Experts say this cultivates a sense of family among soldiers, and officers’ children sometimes marry the children of other officers.

“The army has been likened to a religious cult,” says Ms Robinson. “They don’t have much contact with outsiders.”

One soldier who later defected to join the Civil Disobedience Movement confirms this.

“These soldiers have been in the military for so long that they know only the language in the army. They don’t understand what’s happening outside the military,” Lieutenant Chan Mya Thu* said.

Myanmar military and riot police with weapons stand on the street during a demonstration against the military coup

Image source, Getty Images

Also, although the constant warring against Myanmar’s armed ethnic organisations has often been brutal, it’s been extremely profitable for the military.

Carefully managed ceasefire agreements have helped the generals keep control of key resources such as jade, rubies, oil and gas. Profits from these resources – sometimes legal, sometimes illegal – have been a vital source of income for the military for several decades. They also manage large conglomerates with investments in everything from banking to beer and tourism.

Its grip on the economy means not everyone has always opposed the military, with conservative business players aligning themselves with the Tatmadaw despite alleged atrocities.

But years of corruption and economic mismanagement have turned public opinion decisively against the military leadership and towards democratic-style rule under Aung San Suu Kyi, whose National League for Democracy (NLD) has won by landslides in recent elections.

‘State within a state’

Much of the Tatmadaw’s thinking still remains a mystery. “It’s really a state within a state,” says Scot Marciel, who served as US ambassador to Myanmar until 2020.
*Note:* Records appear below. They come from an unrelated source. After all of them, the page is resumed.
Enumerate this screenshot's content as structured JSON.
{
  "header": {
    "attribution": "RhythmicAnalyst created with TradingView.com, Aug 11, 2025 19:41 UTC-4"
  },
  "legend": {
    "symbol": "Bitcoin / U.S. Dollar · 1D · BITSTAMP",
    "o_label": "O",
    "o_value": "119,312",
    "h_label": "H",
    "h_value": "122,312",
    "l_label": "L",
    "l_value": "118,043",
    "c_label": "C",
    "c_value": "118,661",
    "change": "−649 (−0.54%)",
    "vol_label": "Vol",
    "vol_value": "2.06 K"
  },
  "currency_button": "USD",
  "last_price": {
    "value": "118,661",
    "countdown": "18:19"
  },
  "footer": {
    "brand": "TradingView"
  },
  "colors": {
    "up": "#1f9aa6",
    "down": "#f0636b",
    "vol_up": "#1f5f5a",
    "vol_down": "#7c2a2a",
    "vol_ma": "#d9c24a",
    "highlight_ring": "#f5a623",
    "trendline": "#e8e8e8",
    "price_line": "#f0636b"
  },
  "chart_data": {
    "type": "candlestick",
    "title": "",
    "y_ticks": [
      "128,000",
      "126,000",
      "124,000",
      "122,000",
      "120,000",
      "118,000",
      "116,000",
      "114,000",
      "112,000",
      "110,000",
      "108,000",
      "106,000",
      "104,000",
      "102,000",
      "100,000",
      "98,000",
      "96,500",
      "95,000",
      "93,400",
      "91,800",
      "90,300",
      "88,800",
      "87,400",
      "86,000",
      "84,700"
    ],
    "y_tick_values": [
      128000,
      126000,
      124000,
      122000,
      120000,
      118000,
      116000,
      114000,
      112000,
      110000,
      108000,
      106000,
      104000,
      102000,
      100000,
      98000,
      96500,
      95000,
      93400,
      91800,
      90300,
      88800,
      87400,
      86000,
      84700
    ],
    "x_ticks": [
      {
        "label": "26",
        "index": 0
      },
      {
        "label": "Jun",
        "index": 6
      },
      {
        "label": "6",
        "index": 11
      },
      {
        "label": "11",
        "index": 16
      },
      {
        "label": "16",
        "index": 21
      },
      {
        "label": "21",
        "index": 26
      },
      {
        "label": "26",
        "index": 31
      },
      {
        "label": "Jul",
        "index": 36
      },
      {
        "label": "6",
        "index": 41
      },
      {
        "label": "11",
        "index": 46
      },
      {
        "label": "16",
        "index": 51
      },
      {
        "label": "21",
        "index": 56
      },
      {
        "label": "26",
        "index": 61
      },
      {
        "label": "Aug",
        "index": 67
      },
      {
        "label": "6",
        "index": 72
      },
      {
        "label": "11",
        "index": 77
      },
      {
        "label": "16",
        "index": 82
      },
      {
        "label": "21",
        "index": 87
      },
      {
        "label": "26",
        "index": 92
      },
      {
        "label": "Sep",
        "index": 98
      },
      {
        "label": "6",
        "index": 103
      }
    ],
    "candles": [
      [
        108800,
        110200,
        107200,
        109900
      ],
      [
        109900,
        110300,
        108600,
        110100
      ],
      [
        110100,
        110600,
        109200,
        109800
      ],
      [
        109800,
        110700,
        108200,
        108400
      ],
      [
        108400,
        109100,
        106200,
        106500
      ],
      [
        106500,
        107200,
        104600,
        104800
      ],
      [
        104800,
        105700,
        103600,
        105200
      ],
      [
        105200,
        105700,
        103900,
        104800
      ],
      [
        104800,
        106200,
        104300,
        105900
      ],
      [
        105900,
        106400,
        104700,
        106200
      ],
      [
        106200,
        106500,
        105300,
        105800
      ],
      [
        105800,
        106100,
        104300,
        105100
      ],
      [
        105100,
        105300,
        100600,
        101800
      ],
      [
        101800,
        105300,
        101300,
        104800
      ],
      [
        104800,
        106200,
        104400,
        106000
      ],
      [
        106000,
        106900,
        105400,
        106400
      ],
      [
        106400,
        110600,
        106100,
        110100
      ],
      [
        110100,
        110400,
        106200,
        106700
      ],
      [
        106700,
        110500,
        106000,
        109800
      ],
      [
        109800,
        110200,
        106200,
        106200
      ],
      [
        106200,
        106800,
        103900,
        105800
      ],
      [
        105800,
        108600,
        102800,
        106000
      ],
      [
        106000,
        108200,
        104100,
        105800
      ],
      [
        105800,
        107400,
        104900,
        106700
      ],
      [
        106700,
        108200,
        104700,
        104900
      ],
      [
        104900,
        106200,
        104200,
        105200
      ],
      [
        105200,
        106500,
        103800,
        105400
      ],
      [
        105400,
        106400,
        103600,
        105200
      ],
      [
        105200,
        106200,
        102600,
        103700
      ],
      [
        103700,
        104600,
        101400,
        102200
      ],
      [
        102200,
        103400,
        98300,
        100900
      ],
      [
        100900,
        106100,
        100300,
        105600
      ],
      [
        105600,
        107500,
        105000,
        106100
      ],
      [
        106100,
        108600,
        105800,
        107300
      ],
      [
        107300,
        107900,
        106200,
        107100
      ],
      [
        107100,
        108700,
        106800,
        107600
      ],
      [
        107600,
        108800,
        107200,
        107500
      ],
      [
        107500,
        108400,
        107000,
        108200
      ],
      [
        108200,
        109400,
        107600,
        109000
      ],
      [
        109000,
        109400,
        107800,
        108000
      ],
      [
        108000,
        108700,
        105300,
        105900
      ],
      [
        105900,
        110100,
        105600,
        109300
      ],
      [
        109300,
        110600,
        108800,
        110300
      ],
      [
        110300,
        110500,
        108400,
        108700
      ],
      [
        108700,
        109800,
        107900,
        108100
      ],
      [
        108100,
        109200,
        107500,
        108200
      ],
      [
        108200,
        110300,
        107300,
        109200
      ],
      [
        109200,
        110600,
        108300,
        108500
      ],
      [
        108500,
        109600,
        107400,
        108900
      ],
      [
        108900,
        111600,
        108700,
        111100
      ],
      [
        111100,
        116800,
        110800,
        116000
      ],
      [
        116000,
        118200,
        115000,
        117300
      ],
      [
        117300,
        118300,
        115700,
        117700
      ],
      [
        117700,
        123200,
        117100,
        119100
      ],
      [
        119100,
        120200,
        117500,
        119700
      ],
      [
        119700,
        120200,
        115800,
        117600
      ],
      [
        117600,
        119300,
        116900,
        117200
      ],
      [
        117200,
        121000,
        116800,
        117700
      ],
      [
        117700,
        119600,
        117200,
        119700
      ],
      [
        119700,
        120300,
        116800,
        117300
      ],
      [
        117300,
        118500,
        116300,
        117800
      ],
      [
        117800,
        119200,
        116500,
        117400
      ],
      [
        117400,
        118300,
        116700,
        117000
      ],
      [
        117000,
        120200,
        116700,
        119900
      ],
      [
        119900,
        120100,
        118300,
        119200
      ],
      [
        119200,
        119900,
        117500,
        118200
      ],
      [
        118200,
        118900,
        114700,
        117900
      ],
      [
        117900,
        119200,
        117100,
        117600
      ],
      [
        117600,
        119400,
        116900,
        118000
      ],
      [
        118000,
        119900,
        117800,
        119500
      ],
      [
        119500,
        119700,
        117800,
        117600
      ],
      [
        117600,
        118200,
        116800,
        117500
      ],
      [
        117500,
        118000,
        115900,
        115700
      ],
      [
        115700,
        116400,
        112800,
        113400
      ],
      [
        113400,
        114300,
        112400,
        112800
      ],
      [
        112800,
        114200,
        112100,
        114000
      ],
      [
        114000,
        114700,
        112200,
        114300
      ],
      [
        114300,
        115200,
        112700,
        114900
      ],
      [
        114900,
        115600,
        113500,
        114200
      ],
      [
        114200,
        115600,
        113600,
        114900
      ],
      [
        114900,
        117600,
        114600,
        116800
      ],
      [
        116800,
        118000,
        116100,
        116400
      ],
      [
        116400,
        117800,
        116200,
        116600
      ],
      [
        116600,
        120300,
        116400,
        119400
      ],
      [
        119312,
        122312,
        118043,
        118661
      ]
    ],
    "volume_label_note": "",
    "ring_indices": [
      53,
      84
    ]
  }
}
“They don’t interact with the rest of society. They’re insulated in a giant echo chamber where they’re all telling each other how important they are, how only they can keep the country together, and how without them in power the country would fall apart.”

Critics, for instance, point to how the generals held a lavish military parade and dinner party in the capital city Nay Pyi Taw in March, while troops killed more than 100 civilians across the country in what was one of the deadliest days after the coup.
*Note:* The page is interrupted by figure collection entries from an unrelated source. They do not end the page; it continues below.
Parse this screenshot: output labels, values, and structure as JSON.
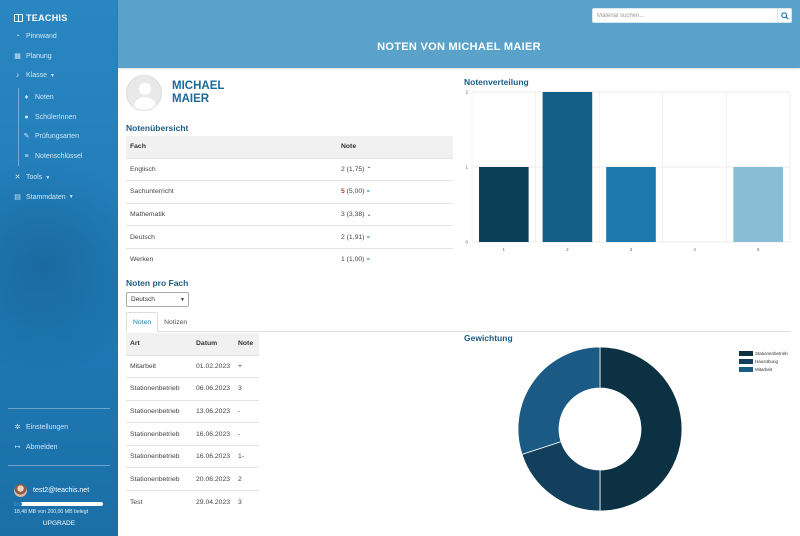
{
  "app": {
    "brand": "TEACHIS"
  },
  "sidebar": {
    "items": [
      {
        "label": "Pinnwand",
        "icon": "tachometer-icon"
      },
      {
        "label": "Planung",
        "icon": "calendar-icon"
      },
      {
        "label": "Klasse",
        "icon": "bell-icon"
      }
    ],
    "sub_items": [
      {
        "label": "Noten",
        "icon": "graduation-cap-icon"
      },
      {
        "label": "SchülerInnen",
        "icon": "users-icon"
      },
      {
        "label": "Prüfungsarten",
        "icon": "pencil-icon"
      },
      {
        "label": "Notenschlüssel",
        "icon": "list-icon"
      }
    ],
    "items2": [
      {
        "label": "Tools",
        "icon": "wrench-icon"
      },
      {
        "label": "Stammdaten",
        "icon": "database-icon"
      }
    ],
    "bottom": [
      {
        "label": "Einstellungen",
        "icon": "gear-icon"
      },
      {
        "label": "Abmelden",
        "icon": "sign-out-icon"
      }
    ],
    "user_email": "test2@teachis.net",
    "storage_text": "18,48 MB von 200,00 MB belegt",
    "storage_fraction": 0.0924,
    "upgrade_label": "UPGRADE"
  },
  "header": {
    "search_placeholder": "Material suchen...",
    "title": "NOTEN VON MICHAEL MAIER"
  },
  "profile": {
    "name": "MICHAEL MAIER"
  },
  "overview": {
    "title": "Notenübersicht",
    "columns": [
      "Fach",
      "Note"
    ],
    "rows": [
      {
        "subject": "Englisch",
        "grade": "2",
        "avg": "(1,75)",
        "trend": "up"
      },
      {
        "subject": "Sachunterricht",
        "grade": "5",
        "avg": "(5,00)",
        "trend": "equal"
      },
      {
        "subject": "Mathematik",
        "grade": "3",
        "avg": "(3,38)",
        "trend": "down"
      },
      {
        "subject": "Deutsch",
        "grade": "2",
        "avg": "(1,91)",
        "trend": "equal"
      },
      {
        "subject": "Werken",
        "grade": "1",
        "avg": "(1,00)",
        "trend": "equal"
      }
    ]
  },
  "per_subject": {
    "title": "Noten pro Fach",
    "selected_subject": "Deutsch",
    "tabs": [
      "Noten",
      "Notizen"
    ],
    "columns": [
      "Art",
      "Datum",
      "Note"
    ],
    "rows": [
      {
        "type": "Mitarbeit",
        "date": "01.02.2023",
        "grade": "+"
      },
      {
        "type": "Stationenbetrieb",
        "date": "06.06.2023",
        "grade": "3"
      },
      {
        "type": "Stationenbetrieb",
        "date": "13.06.2023",
        "grade": "-"
      },
      {
        "type": "Stationenbetrieb",
        "date": "16.06.2023",
        "grade": "-"
      },
      {
        "type": "Stationenbetrieb",
        "date": "16.06.2023",
        "grade": "1-"
      },
      {
        "type": "Stationenbetrieb",
        "date": "20.06.2023",
        "grade": "2"
      },
      {
        "type": "Test",
        "date": "29.04.2023",
        "grade": "3"
      }
    ]
  },
  "chart_data": [
    {
      "type": "bar",
      "title": "Notenverteilung",
      "categories": [
        "1",
        "2",
        "3",
        "4",
        "5"
      ],
      "values": [
        1,
        2,
        1,
        0,
        1
      ],
      "colors": [
        "#0b3f58",
        "#135f86",
        "#1b79ad",
        "#1b79ad",
        "#89bdd6"
      ],
      "ylim": [
        0,
        2
      ],
      "yticks": [
        "0",
        "1",
        "2"
      ],
      "grid": true,
      "xlabel": "",
      "ylabel": ""
    },
    {
      "type": "pie",
      "title": "Gewichtung",
      "donut": true,
      "labels": [
        "Stationenbetrieb",
        "Hausübung",
        "Mitarbeit"
      ],
      "values": [
        50,
        20,
        30
      ],
      "colors": [
        "#0b3143",
        "#123f5c",
        "#1a5a85"
      ],
      "legend_position": "top-right"
    }
  ]
}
But lower-ranking soldiers in the military say this camaraderie is very much limited to those in the upper echelons.

Myanmar's commander-in-chief Senior General Min Aung Hlaing waves to journalists after visiting the Sri Sri Durga Bari Hindu temple in Yangon

Image source, Getty Images

“The high-ranking officers are rich and the wealth was never shared with the lower ranks,” Major Hein Thaw Oo*, a former soldier, told BBC Burmese.

“When I joined the Tatmadaw, I thought I was going to guard our borders and sovereignty. Instead I found lower ranks are not valued and are bullied by superiors.”
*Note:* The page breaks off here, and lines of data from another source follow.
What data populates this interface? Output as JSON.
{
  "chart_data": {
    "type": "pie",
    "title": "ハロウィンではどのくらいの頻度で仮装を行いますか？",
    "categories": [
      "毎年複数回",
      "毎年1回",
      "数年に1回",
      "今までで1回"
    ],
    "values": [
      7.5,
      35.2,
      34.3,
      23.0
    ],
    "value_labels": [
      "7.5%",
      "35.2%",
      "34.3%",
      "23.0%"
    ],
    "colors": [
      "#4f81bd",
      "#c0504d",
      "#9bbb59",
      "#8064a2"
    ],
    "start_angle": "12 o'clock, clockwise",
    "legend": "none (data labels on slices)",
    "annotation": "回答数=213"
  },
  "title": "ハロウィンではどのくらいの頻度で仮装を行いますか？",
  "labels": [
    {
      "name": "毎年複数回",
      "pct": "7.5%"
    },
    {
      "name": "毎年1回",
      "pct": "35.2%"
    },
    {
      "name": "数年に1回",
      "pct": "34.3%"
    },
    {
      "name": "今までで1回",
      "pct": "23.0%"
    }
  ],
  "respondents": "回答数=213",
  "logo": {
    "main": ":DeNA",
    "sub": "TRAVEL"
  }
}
The soldiers ultimately take their orders from the coup leader General Min Aung Hlaing.

But observers say there is no cult of personality you would usually expect around a military ruler.

“It would be a mistake to think that he specifically is the fundamental problem,” says Mr Marciel. “I think it’s the institution and the culture of the institution that’s the problem, and he’s a product of it.

“Probably more than any other institution I’ve dealt with in my career, there’s just a giant gap between how they see things compared to how pretty much everyone else sees things.”

Major Oo told BBC Burmese that when Gen Hlaing took over he won approval in the forces after upgrading weapons and uniforms.

“But when his term ended, he extended. There were many commanders who are better than him in some aspects, but he refused to stand down. He is the one who broke the rules just for his own benefit,” he said.

Despite this, however, people like Major Oo are the minority – most soldiers support Gen Hlaing and his coup.

Now, more than ever, it appears the Tatmadaw is playing up to its own image – a fighting force that’s secretive, superior and accountable only to itself.

Or as Mr Marciel puts it: “The bottom line is – I don’t think they care very much about what the world thinks.”

Reporting by Nick Marsh and BBC Burmese.

*Names have been changed to protect identities.